Stracey’s qualities had been quickly sized up by the man who had run the OSS, Wild Bill Donovan, nick-named by his World War I troops after some obscure baseball player. Donovan had been about as wild as a bridge shark with the rent due. He also had had the coldest blue eyes that Orr had ever seen until the day he met Milo Stracey. Stracey’s were colder, far colder. And it was because of Stracey’s well-iced emotions that Donovan had put him in charge of the Swill.

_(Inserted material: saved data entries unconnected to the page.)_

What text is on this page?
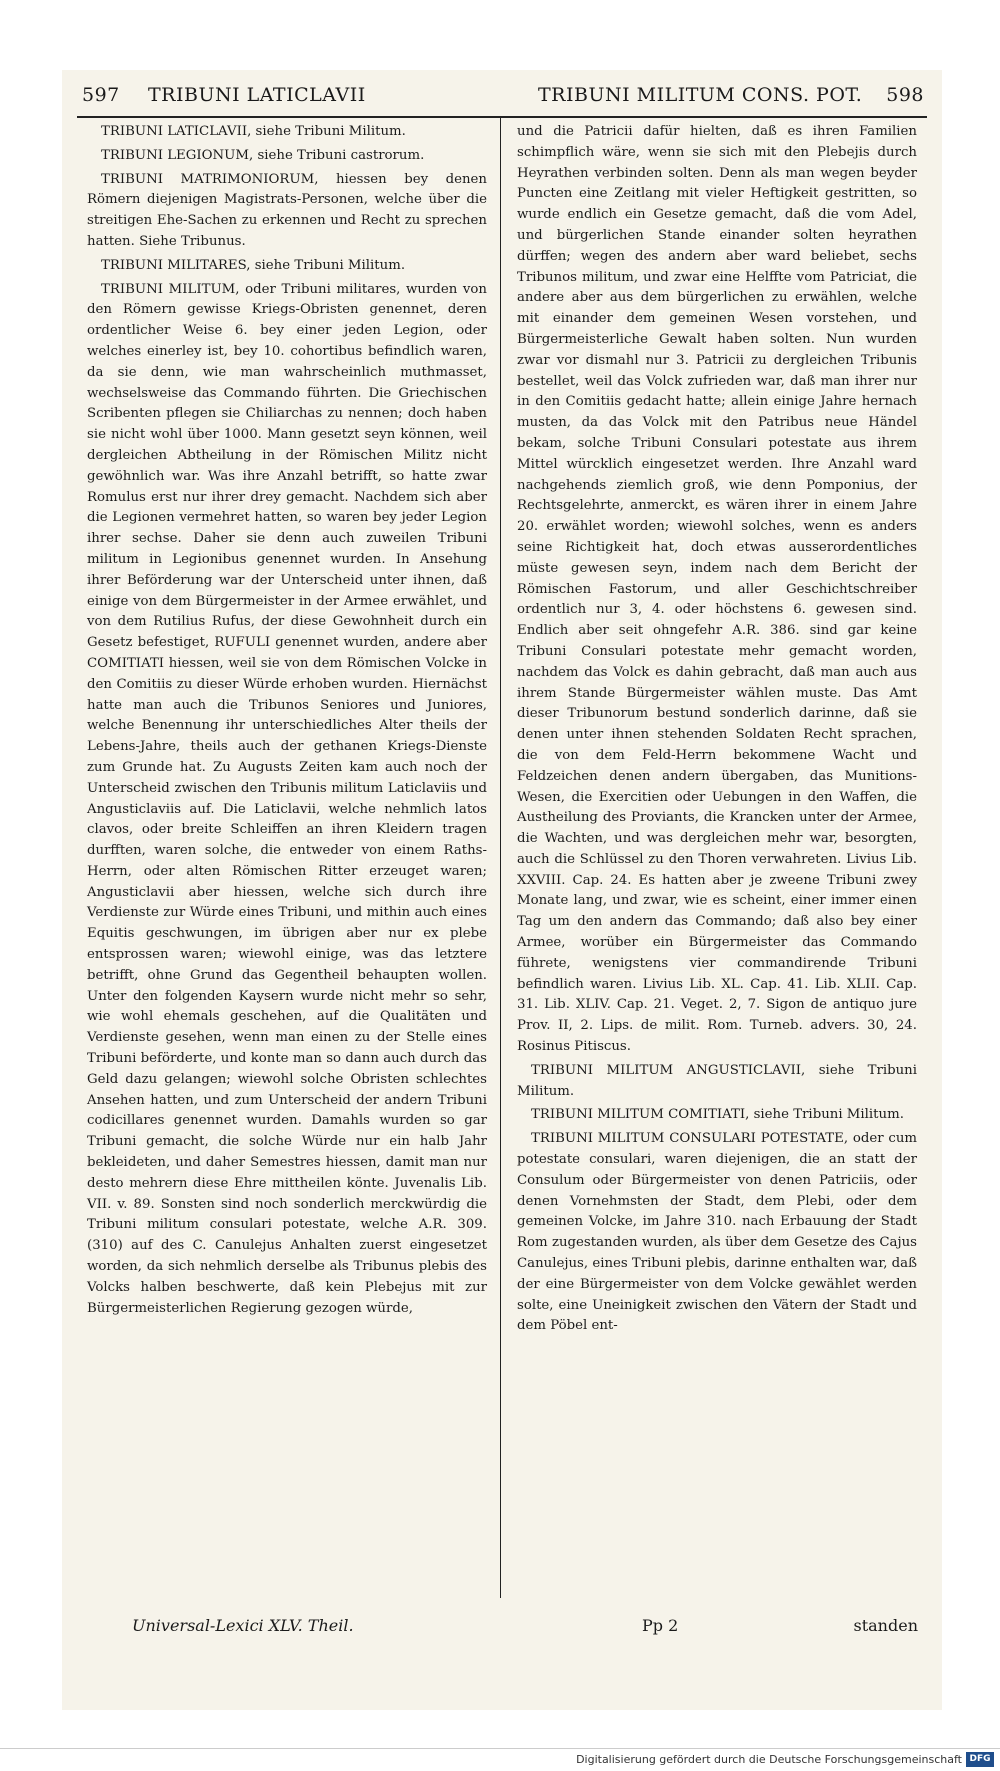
597 TRIBUNI LATICLAVII	TRIBUNI MILITUM CONS. POT. 598

TRIBUNI LATICLAVII, siehe Tribuni Militum.

TRIBUNI LEGIONUM, siehe Tribuni castrorum.

TRIBUNI MATRIMONIORUM, hiessen bey denen Römern diejenigen Magistrats-Personen, welche über die streitigen Ehe-Sachen zu erkennen und Recht zu sprechen hatten. Siehe Tribunus.

TRIBUNI MILITARES, siehe Tribuni Militum.

TRIBUNI MILITUM, oder Tribuni militares, wurden von den Römern gewisse Kriegs-Obristen genennet, deren ordentlicher Weise 6. bey einer jeden Legion, oder welches einerley ist, bey 10. cohortibus befindlich waren, da sie denn, wie man wahrscheinlich muthmasset, wechselsweise das Commando führten. Die Griechischen Scribenten pflegen sie Chiliarchas zu nennen; doch haben sie nicht wohl über 1000. Mann gesetzt seyn können, weil dergleichen Abtheilung in der Römischen Militz nicht gewöhnlich war. Was ihre Anzahl betrifft, so hatte zwar Romulus erst nur ihrer drey gemacht. Nachdem sich aber die Legionen vermehret hatten, so waren bey jeder Legion ihrer sechse. Daher sie denn auch zuweilen Tribuni militum in Legionibus genennet wurden. In Ansehung ihrer Beförderung war der Unterscheid unter ihnen, daß einige von dem Bürgermeister in der Armee erwählet, und von dem Rutilius Rufus, der diese Gewohnheit durch ein Gesetz befestiget, RUFULI genennet wurden, andere aber COMITIATI hiessen, weil sie von dem Römischen Volcke in den Comitiis zu dieser Würde erhoben wurden. Hiernächst hatte man auch die Tribunos Seniores und Juniores, welche Benennung ihr unterschiedliches Alter theils der Lebens-Jahre, theils auch der gethanen Kriegs-Dienste zum Grunde hat. Zu Augusts Zeiten kam auch noch der Unterscheid zwischen den Tribunis militum Laticlaviis und Angusticlaviis auf. Die Laticlavii, welche nehmlich latos clavos, oder breite Schleiffen an ihren Kleidern tragen durfften, waren solche, die entweder von einem Raths-Herrn, oder alten Römischen Ritter erzeuget waren; Angusticlavii aber hiessen, welche sich durch ihre Verdienste zur Würde eines Tribuni, und mithin auch eines Equitis geschwungen, im übrigen aber nur ex plebe entsprossen waren; wiewohl einige, was das letztere betrifft, ohne Grund das Gegentheil behaupten wollen. Unter den folgenden Kaysern wurde nicht mehr so sehr, wie wohl ehemals geschehen, auf die Qualitäten und Verdienste gesehen, wenn man einen zu der Stelle eines Tribuni beförderte, und konte man so dann auch durch das Geld dazu gelangen; wiewohl solche Obristen schlechtes Ansehen hatten, und zum Unterscheid der andern Tribuni codicillares genennet wurden. Damahls wurden so gar Tribuni gemacht, die solche Würde nur ein halb Jahr bekleideten, und daher Semestres hiessen, damit man nur desto mehrern diese Ehre mittheilen könte. Juvenalis Lib. VII. v. 89. Sonsten sind noch sonderlich merckwürdig die Tribuni militum consulari potestate, welche A.R. 309. (310) auf des C. Canulejus Anhalten zuerst eingesetzet worden, da sich nehmlich derselbe als Tribunus plebis des Volcks halben beschwerte, daß kein Plebejus mit zur Bürgermeisterlichen Regierung gezogen würde,

und die Patricii dafür hielten, daß es ihren Familien schimpflich wäre, wenn sie sich mit den Plebejis durch Heyrathen verbinden solten. Denn als man wegen beyder Puncten eine Zeitlang mit vieler Heftigkeit gestritten, so wurde endlich ein Gesetze gemacht, daß die vom Adel, und bürgerlichen Stande einander solten heyrathen dürffen; wegen des andern aber ward beliebet, sechs Tribunos militum, und zwar eine Helffte vom Patriciat, die andere aber aus dem bürgerlichen zu erwählen, welche mit einander dem gemeinen Wesen vorstehen, und Bürgermeisterliche Gewalt haben solten. Nun wurden zwar vor dismahl nur 3. Patricii zu dergleichen Tribunis bestellet, weil das Volck zufrieden war, daß man ihrer nur in den Comitiis gedacht hatte; allein einige Jahre hernach musten, da das Volck mit den Patribus neue Händel bekam, solche Tribuni Consulari potestate aus ihrem Mittel würcklich eingesetzet werden. Ihre Anzahl ward nachgehends ziemlich groß, wie denn Pomponius, der Rechtsgelehrte, anmerckt, es wären ihrer in einem Jahre 20. erwählet worden; wiewohl solches, wenn es anders seine Richtigkeit hat, doch etwas ausserordentliches müste gewesen seyn, indem nach dem Bericht der Römischen Fastorum, und aller Geschichtschreiber ordentlich nur 3, 4. oder höchstens 6. gewesen sind. Endlich aber seit ohngefehr A.R. 386. sind gar keine Tribuni Consulari potestate mehr gemacht worden, nachdem das Volck es dahin gebracht, daß man auch aus ihrem Stande Bürgermeister wählen muste. Das Amt dieser Tribunorum bestund sonderlich darinne, daß sie denen unter ihnen stehenden Soldaten Recht sprachen, die von dem Feld-Herrn bekommene Wacht und Feldzeichen denen andern übergaben, das Munitions-Wesen, die Exercitien oder Uebungen in den Waffen, die Austheilung des Proviants, die Krancken unter der Armee, die Wachten, und was dergleichen mehr war, besorgten, auch die Schlüssel zu den Thoren verwahreten. Livius Lib. XXVIII. Cap. 24. Es hatten aber je zweene Tribuni zwey Monate lang, und zwar, wie es scheint, einer immer einen Tag um den andern das Commando; daß also bey einer Armee, worüber ein Bürgermeister das Commando führete, wenigstens vier commandirende Tribuni befindlich waren. Livius Lib. XL. Cap. 41. Lib. XLII. Cap. 31. Lib. XLIV. Cap. 21. Veget. 2, 7. Sigon de antiquo jure Prov. II, 2. Lips. de milit. Rom. Turneb. advers. 30, 24. Rosinus Pitiscus.

TRIBUNI MILITUM ANGUSTICLAVII, siehe Tribuni Militum.

TRIBUNI MILITUM COMITIATI, siehe Tribuni Militum.

TRIBUNI MILITUM CONSULARI POTESTATE, oder cum potestate consulari, waren diejenigen, die an statt der Consulum oder Bürgermeister von denen Patriciis, oder denen Vornehmsten der Stadt, dem Plebi, oder dem gemeinen Volcke, im Jahre 310. nach Erbauung der Stadt Rom zugestanden wurden, als über dem Gesetze des Cajus Canulejus, eines Tribuni plebis, darinne enthalten war, daß der eine Bürgermeister von dem Volcke gewählet werden solte, eine Uneinigkeit zwischen den Vätern der Stadt und dem Pöbel ent-

Universal-Lexici XLV. Theil.	Pp 2	standen
Digitalisierung gefördert durch die Deutsche Forschungsgemeinschaft DFG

The Swill had been those occasional OSS missions doomed to failure, but nevertheless dispatched because their failure was part and parcel of some desperate ploy dreamed up by the dreamers in the building at 25th and E, Northwest. Milo Stracey had been the dispatcher; obviously enjoyed his assignment, if ever he enjoyed anything; and consequently had risen quickly in the OSS power structure. He had been much feared, much hated, much avoided, and totally despised by all but Congress, who regarded him as a take-charge, no-nonsense kind of guy who, if but given half a chance, could have straightened out all those OSS pinkos that Donovan had assembled.

Stracey strode into his office, glanced at Orr, sat down at his desk, and by way of greeting, said, “What do you want?”

Orr smiled his most benign smile. “I had a little cold, but I’m almost over it now, thank you.” He took Minor Jackson’s passport out of his breast pocket and tossed it onto Stracey’s desk. “Remember him?”

Stracey opened the passport, glanced at it, and said, “Yeah, I remember. Why?”

Orr laced his hands across his belly, tipped his chair back, and stared up at the ceiling. “I hear you’ve run into a snag up on the Hill.”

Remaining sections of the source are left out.